Il tecnico spagnolo sente la fiduci attorno a sè e alla squadra e non parla di mecato, di esoneri, di periodi negativi e di infortuni. I pensieri, tutti positivi sono rivolti alla prima partita di domani (ore 18 in Italia) contro i coreani del Seongnam, vincendo la quale si accederà alla finalissima del 18 dicembre.
"Abbiamo vinto la Supercoppa italiana in agosto, poi ci siamo concentrati sulla Supercoppa europea, quindi abbiamo ottenuto la qualificazione agli ottavi di Champions League e abbiamo giocato il campionato. Ma questo è un appuntamento importante e che, di conseguenza, come obiettivo era ed è nel mirino della squadra".
Eccolo Benitez, senza copertine nè alibi di rito: l'Inter c'è ed è al Mondiale per vincere: "Sono tranquillo, contento, ho fiducia. Guardo Milito che fa gol in allenamento e penso: siamo forti. Chiaramente siamo qui per vincere e dobbiamo vincere la prima partita, è la più importante. Se vinciamo questa, dopo penseremo alla finale. Quindi le scelte saranno fatte in base alla priorità: vincere la prima gara".
Prima gara contro i coreani, una squadra che potrebbe creare qualche grattacapo: "È una squadra che ha fatto tanto per arrivare qui, non è facile vincere la Champions asiatica – la inquadra Benitez – Ha una buona organizzazione tattica, hanno intensità e qualità, lavorano bene con e senza palla. È un avversario difficile, ma noi siamo l'Inter e siamo qui con la voglia di vincere.
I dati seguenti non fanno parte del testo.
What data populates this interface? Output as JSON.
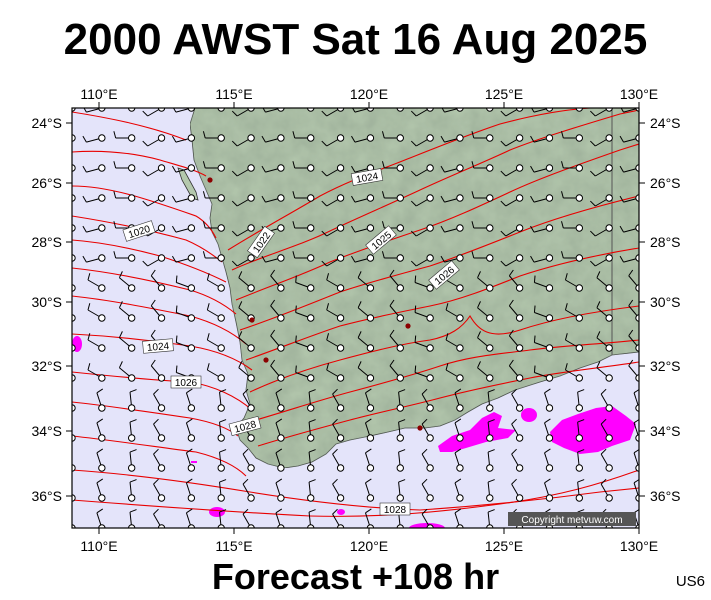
{
  "title": "2000 AWST Sat 16 Aug 2025",
  "subtitle": "Forecast +108 hr",
  "model_code": "US6",
  "copyright": "Copyright metvuw.com",
  "map": {
    "lon_range": [
      109,
      130
    ],
    "lat_range": [
      -37,
      -23.6
    ],
    "lon_ticks": [
      "110°E",
      "115°E",
      "120°E",
      "125°E",
      "130°E"
    ],
    "lat_ticks": [
      "24°S",
      "26°S",
      "28°S",
      "30°S",
      "32°S",
      "34°S",
      "36°S"
    ],
    "isobar_labels": [
      "1024",
      "1020",
      "1022",
      "1025",
      "1026",
      "1024",
      "1026",
      "1028",
      "1028"
    ],
    "colors": {
      "ocean": "#e4e4fa",
      "land": "#b4c8ad",
      "isobar": "#e80000",
      "rain": "#ff00ff",
      "wind_barb": "#000000",
      "copyright_bg": "#555555"
    }
  }
}
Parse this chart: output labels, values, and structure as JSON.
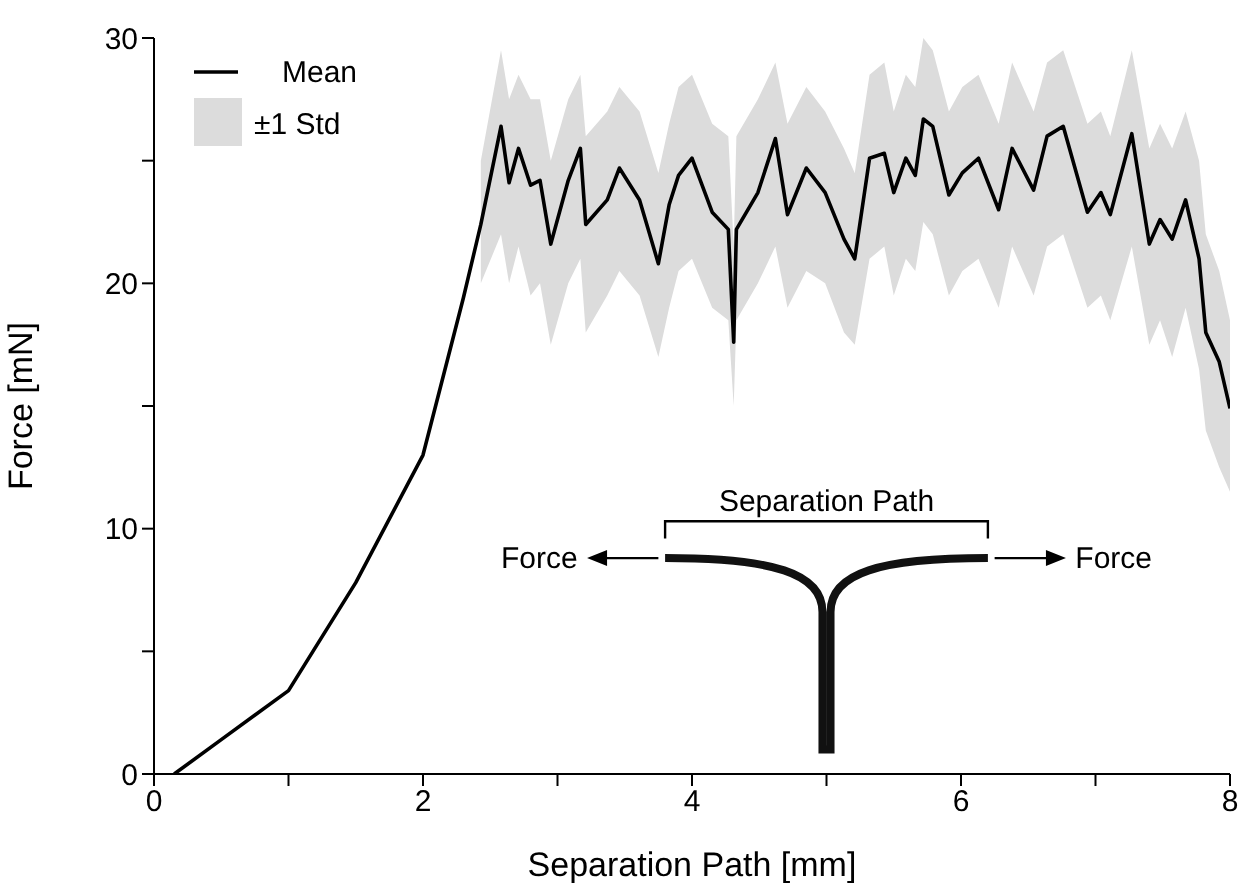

L'abbiamo studiata come collettivo, non solo per alcuni singoli, anche se può contare sulle qualità e l'esperienza di alcuni stranieri".
Infine, un appunto su una squadra finalmente al completo: "Sono molto contento, perché ho la possibilità di fare scelte. Tutti i calciatori stanno lavorando al cento per cento. È vero, il gruppo è contento, l'ambiente è molto positivo in vista di questa partita. È per questo che sono molto fiducioso".